Jane won less than $4,000 her first year, picked up her first title and $12,000 the next and last season jumped to third on the money list with $34,000 and two victories. Despite her troubles she had earned as much by midseason this year, winning two tournaments, including the Dinah Shore-Colgate event in Palm Springs, Calif. worth $20,000.
But last week many of Janie's peers were treating her like anything but the group's leading money-winner. They snubbed her and her family, put pressure on her friends to ignore her and seemed determined to continue the mistreatment until she was ruined. As one player said, the majority apparently wanted to plow her under.
"I like to feel that I am a compassionate person," said Janie one evening, reviewing the situation. "And it disturbs me that I see so many other girls without compassion. The last few weeks I'd walk into a roomful of people talking and they'd stop when they saw me. It was like everyone knew something except me. It was a feeling of complete anxiety. I couldn't eat. I'd lie in bed with my eyes open. If I ever came close to losing my mind, it was then. They were playing games with a person's life. I don't think they realize it."

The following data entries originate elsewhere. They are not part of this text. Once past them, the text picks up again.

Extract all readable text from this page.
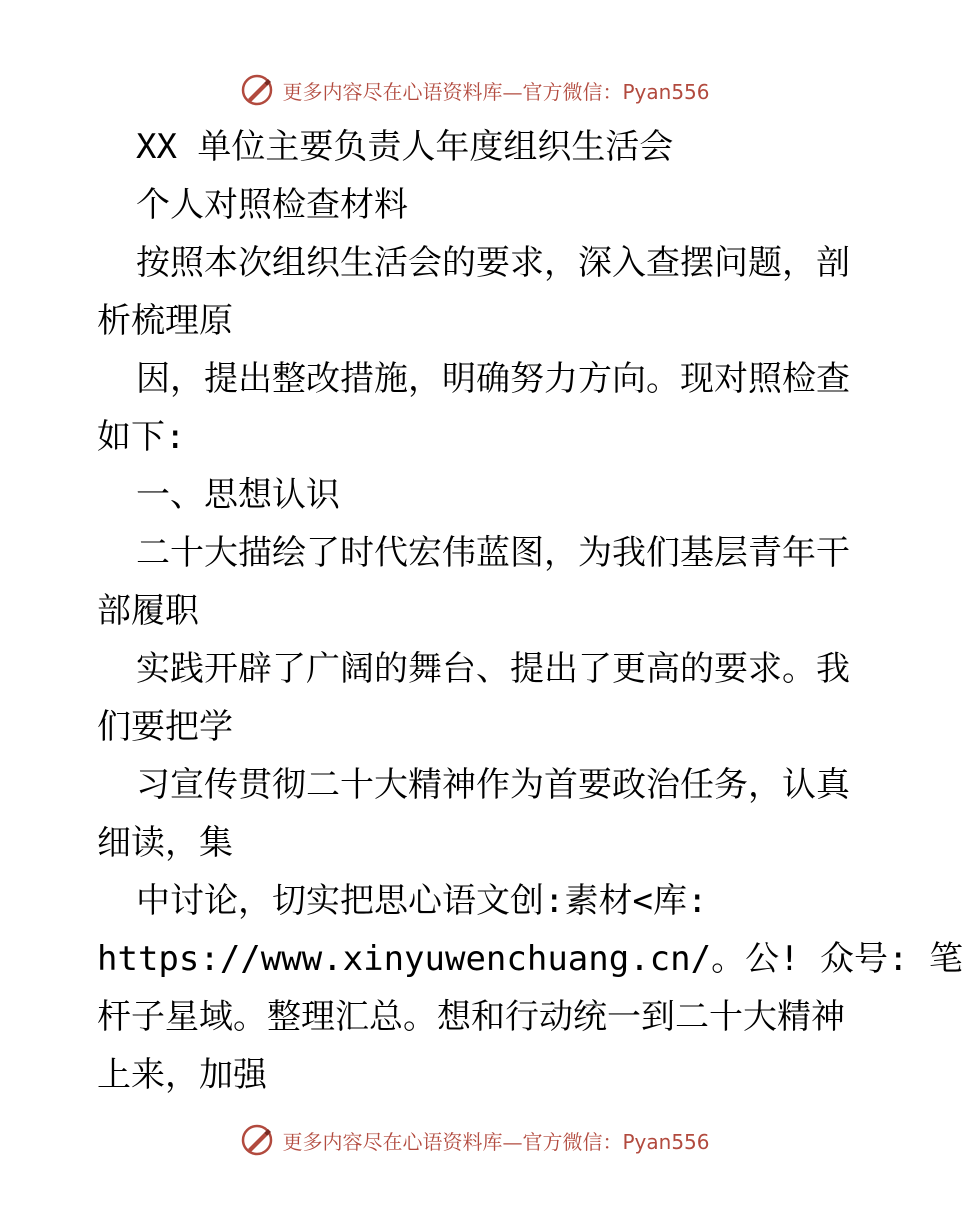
更多内容尽在心语资料库—官方微信：Pyan556
XX 单位主要负责人年度组织生活会
个人对照检查材料
按照本次组织生活会的要求，深入查摆问题，剖
析梳理原
因，提出整改措施，明确努力方向。现对照检查
如下:
一、思想认识
二十大描绘了时代宏伟蓝图，为我们基层青年干
部履职
实践开辟了广阔的舞台、提出了更高的要求。我
们要把学
习宣传贯彻二十大精神作为首要政治任务，认真
细读，集
中讨论，切实把思心语文创:素材<库:
https://www.xinyuwenchuang.cn/。公! 众号: 笔
杆子星域。整理汇总。想和行动统一到二十大精神
上来，加强
更多内容尽在心语资料库—官方微信：Pyan556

But there was another game being played, one with sticks and dimpled stones instead of stinging names, the one for the LPGA Championship, the third-richest event on the circuit. Jane arrived filled with apprehension and started with a bogey by three-putting the first hole, but then she settled down to subpar golf for most of the day until she bogeyed three of the final four holes. Still, she had played well enough to share the lead with seven others.
"Look at her," said one of the golfers as Janie was surrounded by reporters, a sight often repeated during the week. "If I had been caught doing what she was doing, I wouldn't have the nerve to show my face around here. I'd be in South America."
"If I can get by today, I can do anything," said Jane. "It's really hard to put into words the way I felt, playing. I knew it was going to be either real good, or real bad." And then she added: "I had a good putting round—even over the spike marks."
Jane could laugh but, like a raindrop skidding haphazardly down a window-pane, the hysteria surrounding her gathered momentum as the tournament progressed. Her father said there was a newspaper article that suggested Janie had a drug problem stemming from the medication she took for a back condition. Another rumor had it that Janie's fellow pros would boycott future tournaments if she continued to play. For fear of sabotage she took to carrying her putter and driver back to her motel room.